Bugün lanet darbe girişiminin üzerinden 157 gün geçtiği halde bırakın göreve döndürülmeyi tek bir ifadesine dahi başvurulmaksızın açıkta bekleyen binlerce öğretmen bulunmaktadır. Kimi valiliklerde yapılan işlemler akla zarar olup darbe girişimi sonrası hiç ilgisi olmayan, geçmişi FETÖ ile mücadelede geçmiş öğretmenlere FETÖ üyeliği ya da destekçiliğinden soruşturmalar açılmış, açılan soruşturmalar ve hiç soruşturma açılmaksızın açığa alınan öğretmenlere valiliklerce işlem yapılmamakta göreve döndürülmeyerek kamu zararına devam edilmektedir. Gerçekliğine bakılmaksızın insanları FETÖ cü diye suçlamak bürokrat kalmanın, bürokraside yükselmenin ve kendi FETÖ’cülüğünü örtmenin yolu haline gelmiştir. Çok kişiyi FETÖ’cü ilan etmek prim kaynağı haline dönüşmüş adeta sayıda yarışılır bir hal almıştır.
İşte bir yandan kadrolaşmaya yönelik yönetimsel sorunlar, diğer taraftan içi boşaltılmış müfredatlar, başka bir taraftan hukuk tanımazlık devam ederken bir de FETÖ bahanesi ile açığa alınan öğretmenler ve boş geçen derslerle karşı karşıyayız.

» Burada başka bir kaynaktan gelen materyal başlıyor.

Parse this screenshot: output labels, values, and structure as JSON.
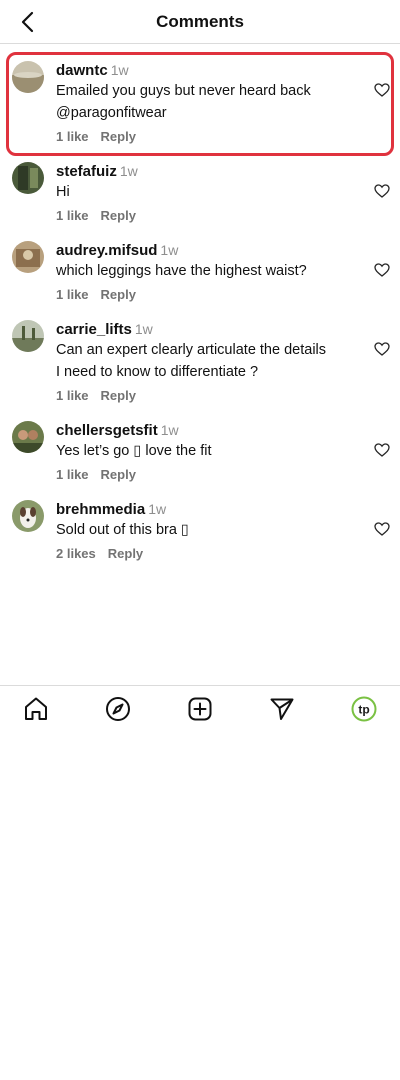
{
  "header": {
    "title": "Comments"
  },
  "comments": [
    {
      "user": "dawntc",
      "time": "1w",
      "text": "Emailed you guys but never heard back @paragonfitwear",
      "likes": "1 like",
      "reply": "Reply"
    },
    {
      "user": "stefafuiz",
      "time": "1w",
      "text": "Hi",
      "likes": "1 like",
      "reply": "Reply"
    },
    {
      "user": "audrey.mifsud",
      "time": "1w",
      "text": "which leggings have the highest waist?",
      "likes": "1 like",
      "reply": "Reply"
    },
    {
      "user": "carrie_lifts",
      "time": "1w",
      "text": "Can an expert clearly articulate the details I need to know to differentiate ?",
      "likes": "1 like",
      "reply": "Reply"
    },
    {
      "user": "chellersgetsfit",
      "time": "1w",
      "text": "Yes let’s go ▯ love the fit",
      "likes": "1 like",
      "reply": "Reply"
    },
    {
      "user": "brehmmedia",
      "time": "1w",
      "text": "Sold out of this bra ▯",
      "likes": "2 likes",
      "reply": "Reply"
    }
  ],
  "tabbar": {
    "items": [
      "home-icon",
      "explore-icon",
      "create-icon",
      "direct-icon",
      "profile-icon"
    ],
    "profile_initials": "tp",
    "profile_color": "#7ac143"
  },
  "colors": {
    "highlight": "#e0323e",
    "meta": "#737373"
  }
}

Okullarda vakıf ve derneklerin istilası yetmezmiş gibi şimdi de 15 Temmuz medetçileri ortaya çıkmış her gün 15 Temmuzla ilgili programlar yapmak, okullar bir yana dersliklere kadar 15 Temmuzla ilgili adlar vermek, eğitim öğretimi bir yana bırakıp her gün 15 Temmuzu yaşatmaya çalışmaktan medet uman yöneticiler türemiştir…
Öncelikle tüm ülkede normalleşme sağlanmalı, OHAL uygulamalarına son verilmelidir.
Bugün eğitim yanlış uygulamaların ve siyasetin esiri haline getirilmiştir. Eğitim siyaset üstüdür ve siyasete de ticarete de kurban edilemez.
Bu nedenle Milli Eğitim Bakanlığı;
-    Laik, bilimsel eğitimi öne çıkarmak,
-    Yargı kararlarına ve hukuka saygı duymak
-    Özel sektöre destek vermek değil, kamusal ve parasız eğitimi sağlamak,
-    İtaate değil, liyakate dayalı yönetici atama sistemini hayata geçirmek,
-    Öğrenciler için dayatmaya dayalı yönlendirme değil isteğe ve ihtiyaca bağlı bir yönlendirme sistemi kurmak,
-    FETÖ darbe girişimini fırsat bilen değil ders alarak bundan sonra tekrarı olmaması için gerekli tedbirleri almak,
-    Sözlü ya da sözleşmeli sistem değil kadrolu ve adil öğretmen atama sistemine dönmek,
Zorundadır. 
Eğitim İş olarak; bu yöndeki mücadelemize, haksızlığa uğrayan tüm eğitimcilerin yanında yer almaya, bilimsel, laik, demokratik, parasız ve kamusal eğitimi savunmaya, yanlışlıkların karşısında durmaya devam edeceğiz.